I will pray for Marcus Borg, that he might come to love the common Christian and their understanding of the faith delivered to us by the witness of the Apostles. Since he is unlikely to listen to a lowly pewster, I will include the following quotation with his invitation to my funeral,
"There is nothing we cannot be made to believe or disbelieve. If we wish to be rational, not now and then, but constantly, we must pray for the gift of Faith, for the power to go on believing not in the teeth of reason but in the teeth of lust and terror and jealousy and boredom and indifference that which reason, authority, or experience, or all three, have once delivered to us for truth."
C.S. Lewis, Christian Reflections (Grand Rapids, MI, Wm. B. Eerdmans Publishing Co., 1995), p. 43.
Post Script:
I ran this post past a common Christian last week, and I asked him what he thought. He responded simply and frankly, "I think he (Borg) must have fallen on his head."
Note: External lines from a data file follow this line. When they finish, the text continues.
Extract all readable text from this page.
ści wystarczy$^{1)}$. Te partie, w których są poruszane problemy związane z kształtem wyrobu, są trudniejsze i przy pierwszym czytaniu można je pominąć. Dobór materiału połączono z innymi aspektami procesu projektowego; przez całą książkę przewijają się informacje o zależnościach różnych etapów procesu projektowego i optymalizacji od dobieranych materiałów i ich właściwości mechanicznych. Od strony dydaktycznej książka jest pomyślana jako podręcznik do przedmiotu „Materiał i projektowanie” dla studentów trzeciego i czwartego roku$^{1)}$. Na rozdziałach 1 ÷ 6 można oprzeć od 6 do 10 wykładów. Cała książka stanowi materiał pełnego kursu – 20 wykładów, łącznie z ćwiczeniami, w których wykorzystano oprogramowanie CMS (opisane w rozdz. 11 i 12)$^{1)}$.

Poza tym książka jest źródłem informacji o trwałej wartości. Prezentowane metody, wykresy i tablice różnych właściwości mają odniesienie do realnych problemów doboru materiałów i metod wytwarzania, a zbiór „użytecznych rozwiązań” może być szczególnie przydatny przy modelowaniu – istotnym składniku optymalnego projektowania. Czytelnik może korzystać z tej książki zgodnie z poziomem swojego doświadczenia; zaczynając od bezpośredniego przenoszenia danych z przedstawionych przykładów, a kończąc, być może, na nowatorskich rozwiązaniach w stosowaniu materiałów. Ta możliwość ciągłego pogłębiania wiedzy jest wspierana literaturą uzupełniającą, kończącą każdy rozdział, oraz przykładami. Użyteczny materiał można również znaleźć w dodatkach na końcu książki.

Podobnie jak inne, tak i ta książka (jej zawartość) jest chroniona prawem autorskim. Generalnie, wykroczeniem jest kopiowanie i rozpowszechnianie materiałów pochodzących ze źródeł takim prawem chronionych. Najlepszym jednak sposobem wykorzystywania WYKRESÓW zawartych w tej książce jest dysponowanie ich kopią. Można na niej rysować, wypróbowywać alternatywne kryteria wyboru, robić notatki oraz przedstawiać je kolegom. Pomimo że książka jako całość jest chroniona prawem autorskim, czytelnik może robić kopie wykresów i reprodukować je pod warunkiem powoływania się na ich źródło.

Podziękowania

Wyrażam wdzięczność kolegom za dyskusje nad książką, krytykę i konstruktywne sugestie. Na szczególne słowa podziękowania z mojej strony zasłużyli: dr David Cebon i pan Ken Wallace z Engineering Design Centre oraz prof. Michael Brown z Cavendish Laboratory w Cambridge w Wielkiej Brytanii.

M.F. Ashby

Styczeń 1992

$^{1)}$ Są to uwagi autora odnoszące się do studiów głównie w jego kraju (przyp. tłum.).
For those of you who are unfamiliar with him, Marcus J. Borg is Canon Theologian at Trinity Episcopal Cathedral in Portland, OR. Here is a commentary on Marcus Borg from
EarlyChristianWritings.com "Borg makes two negative claims about the historical Jesus: he was nonmessianic, which means that he didn't claim to be the Messiah or have a message focused on his own identity, and he was noneschatological, which means that he did not expect "the supernatural coming of the Kingdom of God as a world-ending event in his own generation" (Meeting Jesus Again for the First Time, p. 29). Borg summarizes his view of the historical Jesus in these words: "he was a spirit person, subversive sage, social prophet, and movement founder who invited his followers and hearers into a transforming relationship with the same Spirit that he himself knew, and into a community whose social vision was shaped by the core value of compassion" (op. cit., p. 119). By "spirit person," Borg means that Jesus was a "mediator of the sacred" for whom the Spirit or God was a reality that was experienced. Based on his experience of the sacred, for the historical Jesus compassion "was the central quality of God and the central moral quality of a life centered in God" (op. cit., p. 46). Jesus spoke against the purity system in sayings like "blessed are the pure in heart" and in parables like that of the Good Samaritan. The historical Jesus challenged the purity boundaries in touching lepers as well as hemorrhaging women, in driving the money changers out of the temple, and in table fellowship even with outcasts. Jesus replaced an emphasis on purity with an emphasis on compassion. The historical Jesus spoke an alternative wisdom in aphorisms and parables that controverted the conventional wisdom based upon rewards and punishments. The earliest Christology of the Christian movement viewed Jesus as the voice of the Sophia. The images of Jesus as the Son of God and the Wisdom of God are metaphorical, just as much as the images of Jesus as the Lamb of God and the Word of God.